Mystique is the product of two of the more iconoclastic characters of the New York adult film scene, director Roberta Findley and screenwriter Roger Watkins. Georgina Spelvin (star of the classic The Devil in Miss Jones) is Alma, a middle aged photographer whose unnamed ailment has forced her to give up her career and retire to a life of inactivity in a house on the Long Island Sound. There she meets Cosima (Samantha Fox) who first offers love, then begins to embody the fears and desires that lurk beneath Alma’s psyche. With Mystique‘s market already assured by fulfilling its expectations of plentiful sex scenes, the film is free to deal with Watkin’s offbeat obsessions. Watkins’ scripts are always littered with allusions to “high art” and Mystique opens with a quote from French poet/philosopher Paul Valéry, opining that a unfulfilled life is like a drop of wine spilling into the ocean. Alma is shown to be a classical music aficionado, obsessing over Mahler’s “Songs for Dead Children.” and like most of Watkins slender filmography, fear, depression, and death seem to be lingering just off frame. Again, the far-reaching influence of Bergman is present, partially because mounting something similar to the Swedish master’s high-pressure psychological examinations is a financial option for a small-budgeted film. Findlay’s direction is impressively fluid throughout, mixing some effective cross-cutting and montage sequences to give Georgina Spelvin, who exudes a certain Shirley MacLaine-like youthful spunk, a chance to deliver a unusually nuanced and moving performance for the adult genre.

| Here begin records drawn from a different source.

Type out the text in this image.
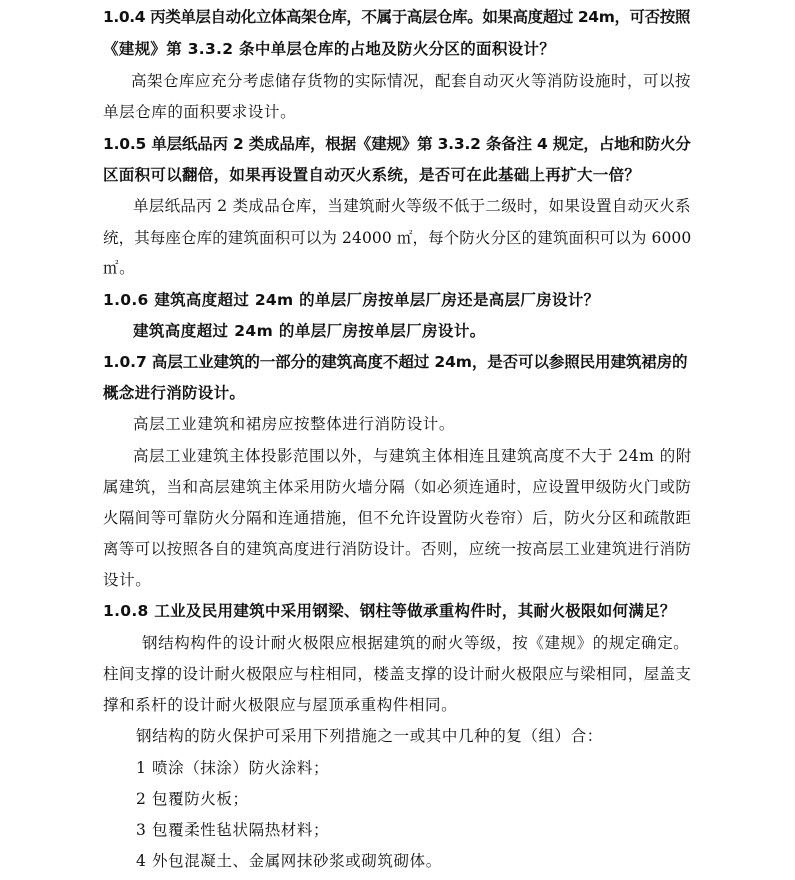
1.0.4 丙类单层自动化立体高架仓库，不属于高层仓库。如果高度超过 24m，可否按照
《建规》第 3.3.2 条中单层仓库的占地及防火分区的面积设计？
高架仓库应充分考虑储存货物的实际情况，配套自动灭火等消防设施时，可以按
单层仓库的面积要求设计。
1.0.5 单层纸品丙 2 类成品库，根据《建规》第 3.3.2 条备注 4 规定，占地和防火分
区面积可以翻倍，如果再设置自动灭火系统，是否可在此基础上再扩大一倍？
单层纸品丙 2 类成品仓库，当建筑耐火等级不低于二级时，如果设置自动灭火系
统，其每座仓库的建筑面积可以为 24000 ㎡，每个防火分区的建筑面积可以为 6000
㎡。
1.0.6 建筑高度超过 24m 的单层厂房按单层厂房还是高层厂房设计？
建筑高度超过 24m 的单层厂房按单层厂房设计。
1.0.7 高层工业建筑的一部分的建筑高度不超过 24m，是否可以参照民用建筑裙房的
概念进行消防设计。
高层工业建筑和裙房应按整体进行消防设计。
高层工业建筑主体投影范围以外，与建筑主体相连且建筑高度不大于 24m 的附
属建筑，当和高层建筑主体采用防火墙分隔（如必须连通时，应设置甲级防火门或防
火隔间等可靠防火分隔和连通措施，但不允许设置防火卷帘）后，防火分区和疏散距
离等可以按照各自的建筑高度进行消防设计。否则，应统一按高层工业建筑进行消防
设计。
1.0.8 工业及民用建筑中采用钢梁、钢柱等做承重构件时，其耐火极限如何满足？
钢结构构件的设计耐火极限应根据建筑的耐火等级，按《建规》的规定确定。
柱间支撑的设计耐火极限应与柱相同，楼盖支撑的设计耐火极限应与梁相同，屋盖支
撑和系杆的设计耐火极限应与屋顶承重构件相同。
钢结构的防火保护可采用下列措施之一或其中几种的复（组）合：
1 喷涂（抹涂）防火涂料；
2 包覆防火板；
3 包覆柔性毡状隔热材料；
4 外包混凝土、金属网抹砂浆或砌筑砌体。
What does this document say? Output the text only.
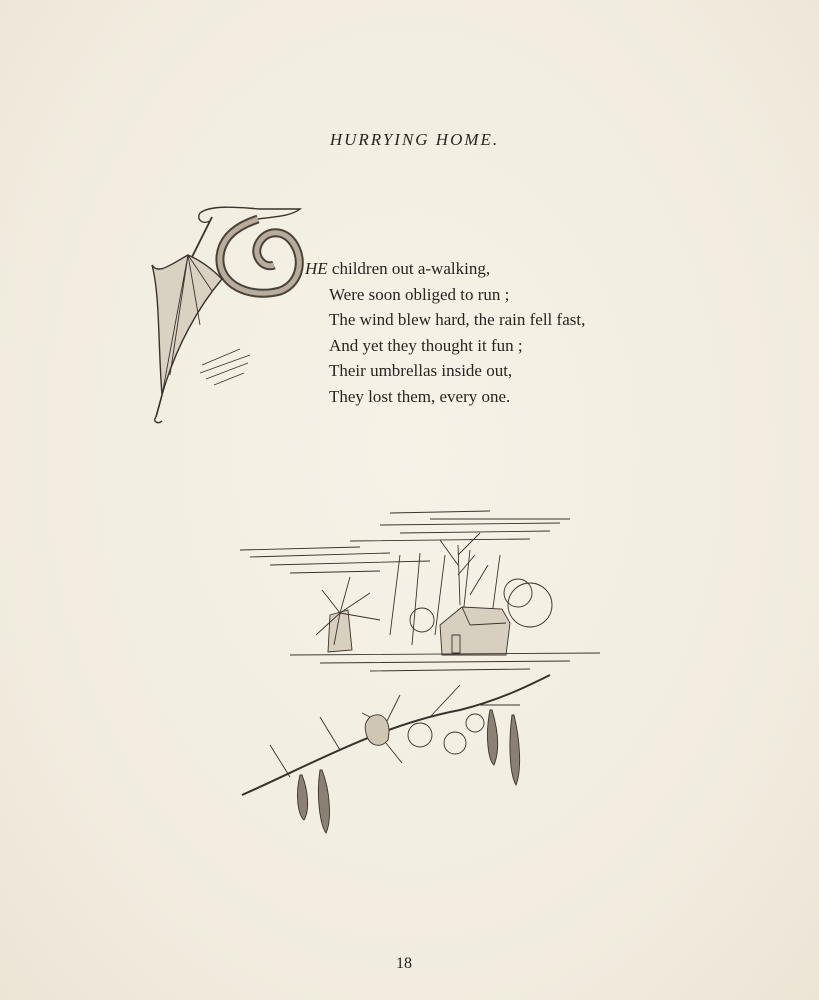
HURRYING HOME.
HE children out a-walking,
Were soon obliged to run ;
The wind blew hard, the rain fell fast,
And yet they thought it fun ;
Their umbrellas inside out,
They lost them, every one.
18
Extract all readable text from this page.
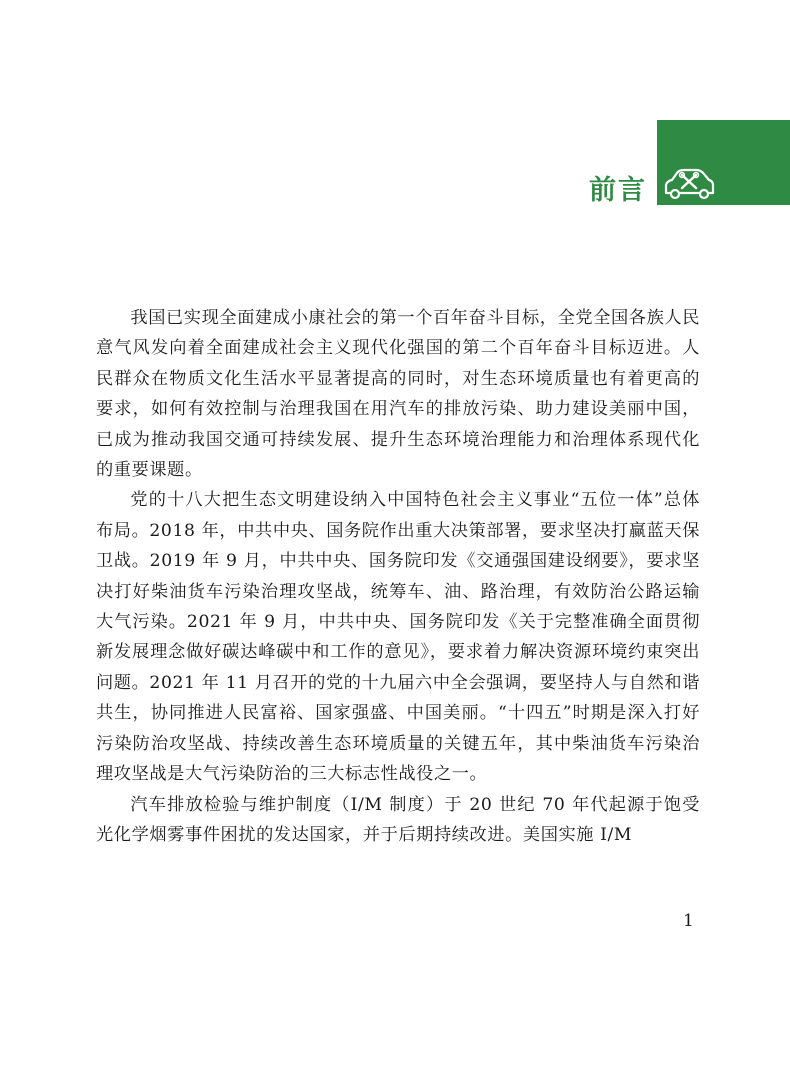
前言

我国已实现全面建成小康社会的第一个百年奋斗目标，全党全国各族人民意气风发向着全面建成社会主义现代化强国的第二个百年奋斗目标迈进。人民群众在物质文化生活水平显著提高的同时，对生态环境质量也有着更高的要求，如何有效控制与治理我国在用汽车的排放污染、助力建设美丽中国，已成为推动我国交通可持续发展、提升生态环境治理能力和治理体系现代化的重要课题。

党的十八大把生态文明建设纳入中国特色社会主义事业“五位一体”总体布局。2018 年，中共中央、国务院作出重大决策部署，要求坚决打赢蓝天保卫战。2019 年 9 月，中共中央、国务院印发《交通强国建设纲要》，要求坚决打好柴油货车污染治理攻坚战，统筹车、油、路治理，有效防治公路运输大气污染。2021 年 9 月，中共中央、国务院印发《关于完整准确全面贯彻新发展理念做好碳达峰碳中和工作的意见》，要求着力解决资源环境约束突出问题。2021 年 11 月召开的党的十九届六中全会强调，要坚持人与自然和谐共生，协同推进人民富裕、国家强盛、中国美丽。“十四五”时期是深入打好污染防治攻坚战、持续改善生态环境质量的关键五年，其中柴油货车污染治理攻坚战是大气污染防治的三大标志性战役之一。

汽车排放检验与维护制度（I/M 制度）于 20 世纪 70 年代起源于饱受光化学烟雾事件困扰的发达国家，并于后期持续改进。美国实施 I/M

1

Showing between the two features is a more frantic example of low-low budget cinema, the Canadian gory gonzo epic, Things. Shot mainly on 8mm film stock in 1989, Andrew Jordan & Barry J. Gillis.forge a junior high-level tribute to favorites like The Evil Dead, Night of the Living Dead, and Cronenberg’s “body horror” classics. The plot revolves around a trio of charisma-free guys who do battle with a flock of creatures created by a mad doctor’s maniacal artificial insemination. Karo syrup and butcher’s guts are splashed liberally, but we never lose sight of the fact that we’re watching a couple of goofy beer-drinking Canucks (the younger brothers of Bob & Doug McKenzie?) doing whatever they can to crack themselves up. Giving the film a dollop of prestige is 80s porn superstar Amber Lynn, fully-clothed throughout as the giant-haired starlet plays the least-believable TV news reporter ever on film. How amused you are will depend on your patience for irredeemable goofballs but like a great punk rock 45, Things‘ unschooled spirit has left the film a damned fine sight to behold 23 years later. — DAN BUSKIRK

Nightbirds, Things & Mystique will be part of a triple feature at ANDREW’S VIDEO VAULT @ The Rotunda 4014 Walnut Street, Philadelphia, tonight @ 8PM Free!